Note that these commands have to be executed from the same folder where the downloaded files reside.

Step 4: Start PostBooks

From the folder where PostBooks is unpacked, use the following command to start PostBooks:

./PostBooks

Username and password is: mfgadmin

Overview of PostBooks

As is the case with any ERP, PostBook caters for all major operations of a small to medium sized production company. It can also serve other firms say in services sector or retail as only a sub-set of modules are required and rest become automatically redundant. The main interface has got menus at top describing each functional area of business that it caters to. This includes Products, Inventory, Purchase, Manufacturing, CRM, Sales and Accounting. Start off with System menu to configure basic structure of the organization. Sub-menu Master Information allows the user to define calender, currencies, exchange rates and departments etc. Second important area to configure is sub-menu Configure Modules where each details of handling earlier listed modules can be set. For example, while handling inventories, a check can be put in place to disallow purchase order receipt if the quantity differs from the order, or to pop-up a warning if the difference is in a user-defined range. Similarly, there are a number of configuration items that can define business rules – such as allowing sales discounts or not. General Ledger can be defined in detail through Accounting module configuration by setting format of GL hierarchy showing main segment, profit center, sub-accounts and their character lengths, along with defining mandatory accounts such as retained earning, exchange rate difference and discrepancy accounts.

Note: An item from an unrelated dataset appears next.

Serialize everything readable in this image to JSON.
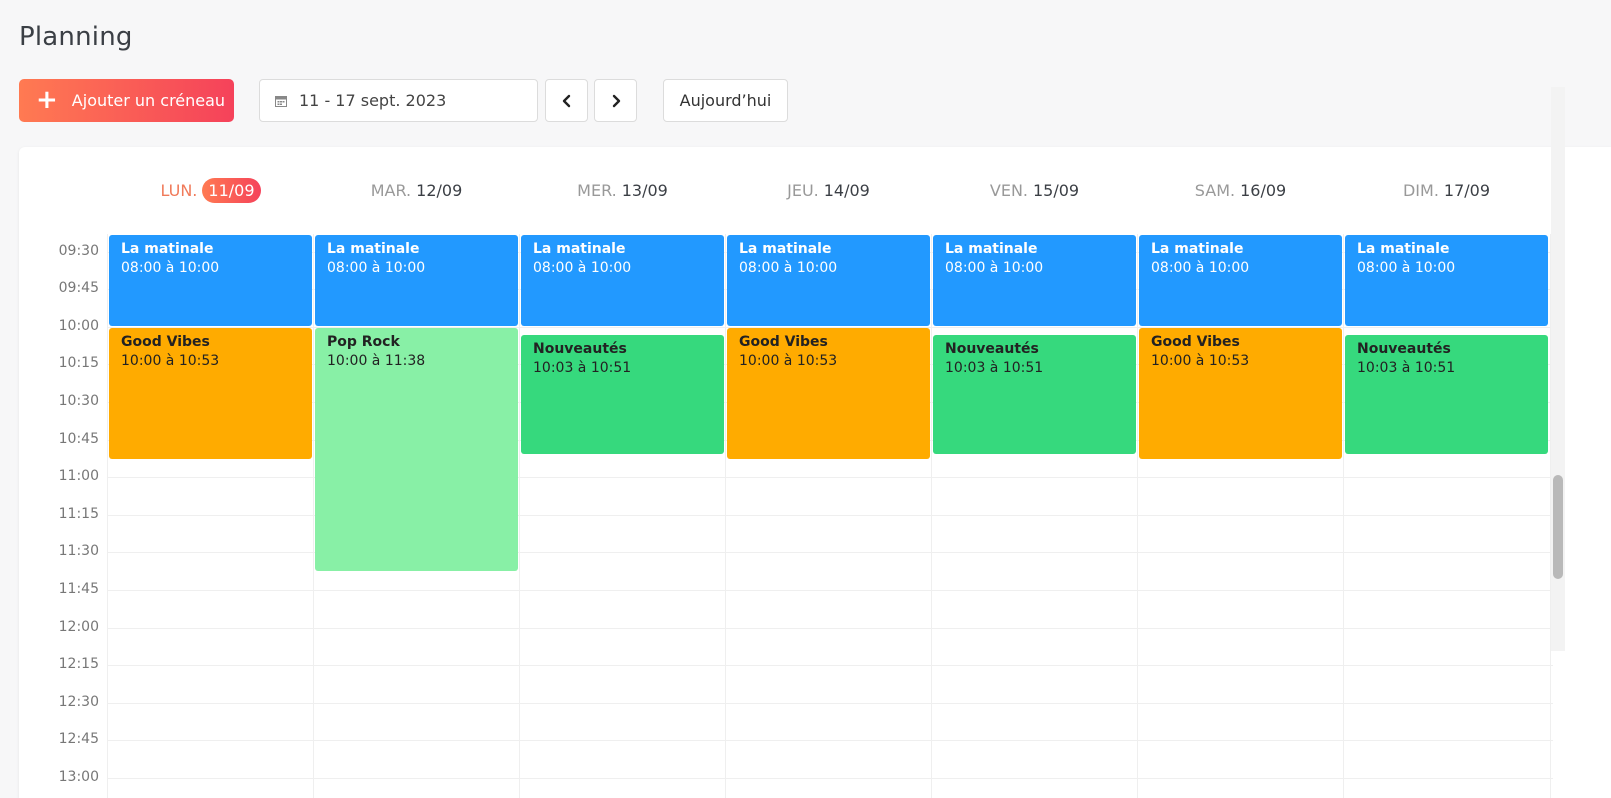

Once the modules are configured for basic characteristics and parameters, the next task is to define Maser Information for each relevant module using its own menu. This entails module specific information. For example, in Products, units of measurement, product category and product class constitute its master information. For accounts, this includes bank accounts, cost and expense categories etc. Under each module there are sub-menus for reports and analysis which makes this ERP quite comprehensive in nature.

There are other free ERPs available for Ubuntu as well – and most of them run on Mac and Windows as well. With ample documentation, user manuals, and free online demos available, small businesses can invest some time in researching the available options to save cost of acquiring a custom built ERP.

Options that can be explored include MyERP5, OpenBravo, Compiere etc.

OpenSource ERPs have come a long way from just being a concept to a reality in use by many companies around the world – with and without paid support. Its ironic that OpenSource solutions have not been explored to the fullest extent. But if done so, it holds a lot of promise starting right at the operating system level and growing up to the level of specialized applications such as ERPs.

Note: All the commands are to be used as root user.